The interviewer show you an infrastruce diagram which present couple of server groups.
There an group of clients cross from different countries, connect to a gateway and then loadbalncer. The backend of loadbalancer connect with various applicaiton servers. And finally those application servers connect to different database servers.
Clients <-> Gateway <-> LB <-> App Servers <-> Database Servers
The quesiton is, assume your first day work in the company, and there is an performance issue reported from clients, how do you troubleshoot and fix?
#### questions
I think this question is trying to understand expereience you have before on managing cloud systems. It has many factors to consider to find right track and make all information linked correctly.
Because the question just provides very tiny information. So I further asked how slow that clients exprienced compare to normal case. Let's say the client click a button on website to load a page an its 10 times slower than normal.
Are all clients or just part of clients have such issue? -> part of clients.
Are we able to access client environment to have few command testing? -> No (The reason I ask it is because in my past experience, its a short cut to identify issue quickly and we work closely with customers or partners so sometimes we could do that. If yes, then I could ask some command output from client side such as traceroute, ping, dns or tcpdump)
#### where to start troubleshoot?
Because I do not know what applications are running and what is normaly loading or state from monitoring system, I think start from checking generic system metrics or data is good step.
There are some approach to begin with. firstly, I will check server logs files to find any unusual logs. However I think this is for engineer who knows the system well at a current degree. For a new engineer in the company, maybe check system loading first.
The system loading not just CPU and Memory usage, but also include every disk IO and network interface usage. For example, normally it is unlikey that CPU loading over 80% or memory usage cross 90% above for a long period. If there are a few process consume hugh cpu/memory resources, Its worth to check their state or logs.
There are many factors could impact performance and mostly network is not a bottleneck unless servers connect with slow or 1G network. There are some further checks could do such as checking dropped packets or interface flaping (check from dmesg or syslog). Also if there is unusual or unbalanced transfer/receive statistic, go further to examine it.
Moreover, domain resolution is very essential in web application. Sometimes DNS queries take longer than usual due to configuration or network issue. Check some critical domains to ensure they can be resolved quickly and correct.
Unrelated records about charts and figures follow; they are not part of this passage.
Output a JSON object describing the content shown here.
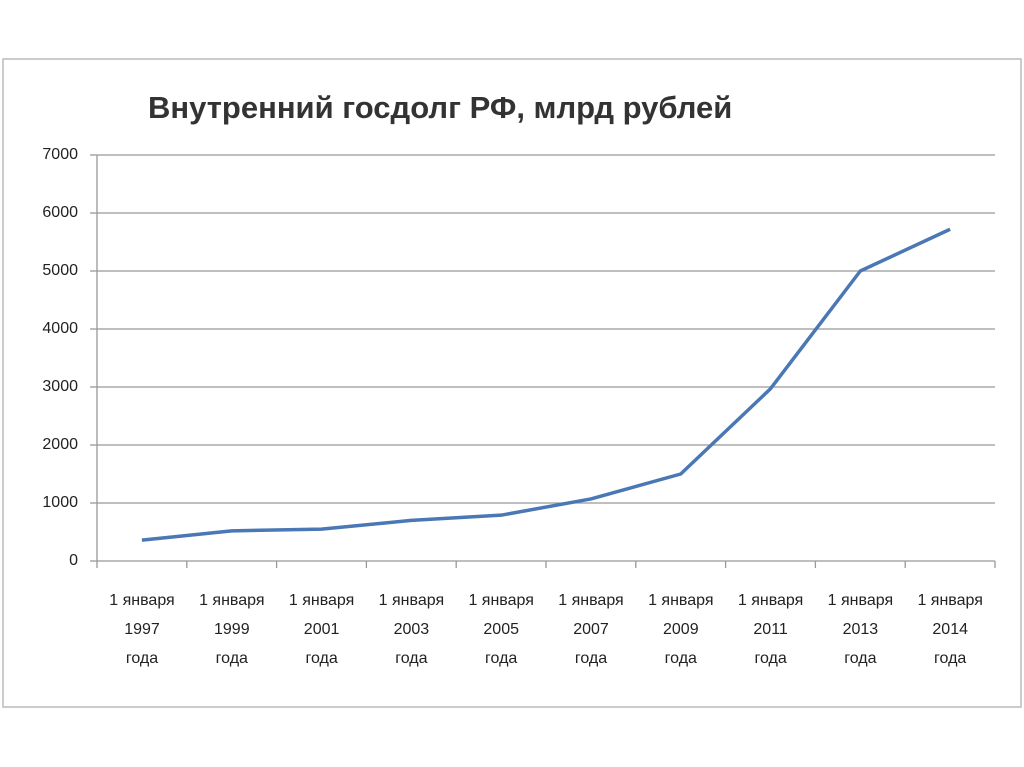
{
  "chart_data": {
    "type": "line",
    "title": "Внутренний госдолг РФ, млрд рублей",
    "categories": [
      "1 января\n1997\nгода",
      "1 января\n1999\nгода",
      "1 января\n2001\nгода",
      "1 января\n2003\nгода",
      "1 января\n2005\nгода",
      "1 января\n2007\nгода",
      "1 января\n2009\nгода",
      "1 января\n2011\nгода",
      "1 января\n2013\nгода",
      "1 января\n2014\nгода"
    ],
    "series": [
      {
        "color": "#4a78b5",
        "values": [
          360,
          520,
          550,
          700,
          790,
          1070,
          1500,
          2970,
          5000,
          5720
        ]
      }
    ],
    "ylim": [
      0,
      7000
    ],
    "yticks": [
      0,
      1000,
      2000,
      3000,
      4000,
      5000,
      6000,
      7000
    ],
    "grid": true
  }
}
Finally, collect some IO statistic to identify disk IO usage. if there is an disk IO usage keep 100% for a long period or its performance is obviously slow then others, further check what data are stroed and whether it relates to the application data. (for example, in Ceph storage, single slow OSD disk could affect application data accessability and performance)
#### conclusion
iIt is difficult to identify root cause directly for performance issue on a web application. It requires good knowledge and senses in systems to inference possible reasons and narrow down to specific software component or hardware device base on evidence and observation. And finally, consider any update/change made recently.